7.   Hallel - Hallel, a SONG of praise, is not merely thanking God, or even praising Him. A song is recited "spontaneously," in response to the immediacy of the experience. Right now I am writing prose - and I can state, with total intellectual seriousness, that we owe God thanks for rescuing us from the Egyptians. But exactly at the point that we relive the exodus, we "break out" in song. The hallel of the seder night is truest hallel of the year, a response to the moment, totally true at that second. After beginning the hallel before the meal, we recite a berakha, which contains the prayer that God restore the Temple so that we can bring the Pesach sacrifice again - and then "we shall recite a NEW song...." When there will be a new redemption, there will be a new song. The essence of song is that it is new, alive, immediate.

 

8.   Chicken soup - No, that is not really a mitzva.

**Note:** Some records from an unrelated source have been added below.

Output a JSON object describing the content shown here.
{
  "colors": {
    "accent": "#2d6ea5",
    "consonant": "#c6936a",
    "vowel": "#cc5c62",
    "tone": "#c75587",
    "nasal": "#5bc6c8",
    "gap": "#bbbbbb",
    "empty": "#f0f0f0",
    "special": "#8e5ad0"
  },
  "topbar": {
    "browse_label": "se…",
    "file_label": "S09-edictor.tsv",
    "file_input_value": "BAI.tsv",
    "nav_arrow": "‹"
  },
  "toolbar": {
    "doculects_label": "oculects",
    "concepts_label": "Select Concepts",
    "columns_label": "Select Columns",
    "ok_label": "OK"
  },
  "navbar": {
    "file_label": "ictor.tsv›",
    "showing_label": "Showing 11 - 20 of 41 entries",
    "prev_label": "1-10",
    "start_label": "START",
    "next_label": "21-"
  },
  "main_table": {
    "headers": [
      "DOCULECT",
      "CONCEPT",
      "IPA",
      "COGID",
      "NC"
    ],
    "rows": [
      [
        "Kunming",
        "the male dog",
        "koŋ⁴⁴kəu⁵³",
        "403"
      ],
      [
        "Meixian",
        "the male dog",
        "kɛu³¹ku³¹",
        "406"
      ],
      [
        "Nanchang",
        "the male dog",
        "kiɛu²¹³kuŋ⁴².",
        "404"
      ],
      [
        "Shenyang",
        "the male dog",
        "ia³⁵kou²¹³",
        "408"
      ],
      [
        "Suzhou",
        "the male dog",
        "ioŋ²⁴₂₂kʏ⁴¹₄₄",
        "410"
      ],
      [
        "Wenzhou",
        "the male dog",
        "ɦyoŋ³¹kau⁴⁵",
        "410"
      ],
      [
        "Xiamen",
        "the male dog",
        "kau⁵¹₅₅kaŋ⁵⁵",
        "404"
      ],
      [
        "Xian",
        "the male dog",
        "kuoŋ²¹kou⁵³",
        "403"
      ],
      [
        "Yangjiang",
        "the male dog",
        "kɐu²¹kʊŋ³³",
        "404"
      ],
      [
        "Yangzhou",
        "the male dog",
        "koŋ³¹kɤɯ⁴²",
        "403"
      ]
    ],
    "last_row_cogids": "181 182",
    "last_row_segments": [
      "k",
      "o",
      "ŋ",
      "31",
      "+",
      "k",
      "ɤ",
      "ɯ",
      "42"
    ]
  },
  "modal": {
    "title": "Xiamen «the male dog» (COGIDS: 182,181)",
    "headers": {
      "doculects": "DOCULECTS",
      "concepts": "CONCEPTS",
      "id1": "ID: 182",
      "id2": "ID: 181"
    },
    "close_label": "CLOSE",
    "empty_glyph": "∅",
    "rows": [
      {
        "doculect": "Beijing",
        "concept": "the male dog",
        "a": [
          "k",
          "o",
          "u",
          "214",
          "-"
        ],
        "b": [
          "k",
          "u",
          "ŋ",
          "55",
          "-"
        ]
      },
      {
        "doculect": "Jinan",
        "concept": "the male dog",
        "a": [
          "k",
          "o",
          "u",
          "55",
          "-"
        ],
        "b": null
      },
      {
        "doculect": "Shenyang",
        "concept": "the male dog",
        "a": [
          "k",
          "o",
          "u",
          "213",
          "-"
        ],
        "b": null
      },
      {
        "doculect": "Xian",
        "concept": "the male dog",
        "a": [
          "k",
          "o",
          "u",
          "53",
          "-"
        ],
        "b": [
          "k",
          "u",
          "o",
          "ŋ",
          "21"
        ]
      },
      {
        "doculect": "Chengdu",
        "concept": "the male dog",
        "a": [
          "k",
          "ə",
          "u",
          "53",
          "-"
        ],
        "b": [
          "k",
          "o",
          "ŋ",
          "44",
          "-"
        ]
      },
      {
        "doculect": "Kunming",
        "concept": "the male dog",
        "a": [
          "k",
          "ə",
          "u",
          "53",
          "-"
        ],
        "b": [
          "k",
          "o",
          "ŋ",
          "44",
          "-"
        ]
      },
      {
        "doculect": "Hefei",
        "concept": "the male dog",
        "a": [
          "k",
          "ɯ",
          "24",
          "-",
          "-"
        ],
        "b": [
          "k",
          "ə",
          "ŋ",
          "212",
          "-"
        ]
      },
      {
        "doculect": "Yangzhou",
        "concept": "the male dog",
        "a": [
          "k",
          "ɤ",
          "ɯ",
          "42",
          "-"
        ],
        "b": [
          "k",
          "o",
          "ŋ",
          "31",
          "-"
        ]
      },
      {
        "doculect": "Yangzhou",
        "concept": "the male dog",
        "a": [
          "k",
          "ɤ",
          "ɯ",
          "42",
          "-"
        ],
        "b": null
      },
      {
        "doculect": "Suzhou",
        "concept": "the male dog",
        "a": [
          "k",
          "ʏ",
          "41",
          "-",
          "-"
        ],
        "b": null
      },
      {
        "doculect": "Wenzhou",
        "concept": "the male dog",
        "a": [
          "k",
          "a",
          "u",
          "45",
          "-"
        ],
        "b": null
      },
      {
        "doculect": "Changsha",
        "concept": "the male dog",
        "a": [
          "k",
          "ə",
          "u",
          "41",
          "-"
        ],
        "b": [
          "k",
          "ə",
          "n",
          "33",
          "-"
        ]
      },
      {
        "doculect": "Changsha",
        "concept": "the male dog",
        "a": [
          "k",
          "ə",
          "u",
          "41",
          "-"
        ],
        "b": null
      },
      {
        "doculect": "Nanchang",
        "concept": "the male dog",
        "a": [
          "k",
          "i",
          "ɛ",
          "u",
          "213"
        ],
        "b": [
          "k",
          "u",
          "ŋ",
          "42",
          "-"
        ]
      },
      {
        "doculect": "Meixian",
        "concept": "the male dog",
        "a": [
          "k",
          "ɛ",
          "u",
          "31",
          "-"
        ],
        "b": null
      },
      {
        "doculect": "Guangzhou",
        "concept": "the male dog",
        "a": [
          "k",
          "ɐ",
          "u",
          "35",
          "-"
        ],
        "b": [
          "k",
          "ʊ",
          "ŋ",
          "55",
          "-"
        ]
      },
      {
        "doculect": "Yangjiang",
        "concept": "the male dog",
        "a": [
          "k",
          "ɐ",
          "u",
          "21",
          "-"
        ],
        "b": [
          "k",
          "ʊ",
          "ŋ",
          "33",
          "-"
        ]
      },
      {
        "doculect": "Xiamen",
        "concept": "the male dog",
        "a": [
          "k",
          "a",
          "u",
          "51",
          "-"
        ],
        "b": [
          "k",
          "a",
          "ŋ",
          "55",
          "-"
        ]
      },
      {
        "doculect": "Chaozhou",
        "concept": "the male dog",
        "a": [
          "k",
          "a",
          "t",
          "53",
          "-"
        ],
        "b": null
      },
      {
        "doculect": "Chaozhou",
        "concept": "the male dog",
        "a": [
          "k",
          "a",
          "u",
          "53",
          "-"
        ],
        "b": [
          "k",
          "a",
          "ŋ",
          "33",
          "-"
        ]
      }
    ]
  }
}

It just seems to be a necessary accompaniment of any serious Jewish experience. I really do not know why.

 

            An assignment (why not - this is a course, isn't it?): The haggada is long, and rather complicated. Sit down BEFORE Pesach (tomorrow, perhaps), and review it, looking for the different parts we have discussed. There are plenty of details I did not even touch on. Every section has to fit into the framework, and has a purpose. If you figure it out beforehand, the seder will mean a lot more on Pesach night.

 

            Next time - the meaning of matza and chametz. To give you something to think about - is chametz bad? Does leavened bread symbolize an undesirable trait? If so, why do we eat it all year?

 

"We ask about and discuss the laws of Pesach for thirty days before Pesach" (Pesachim 6a).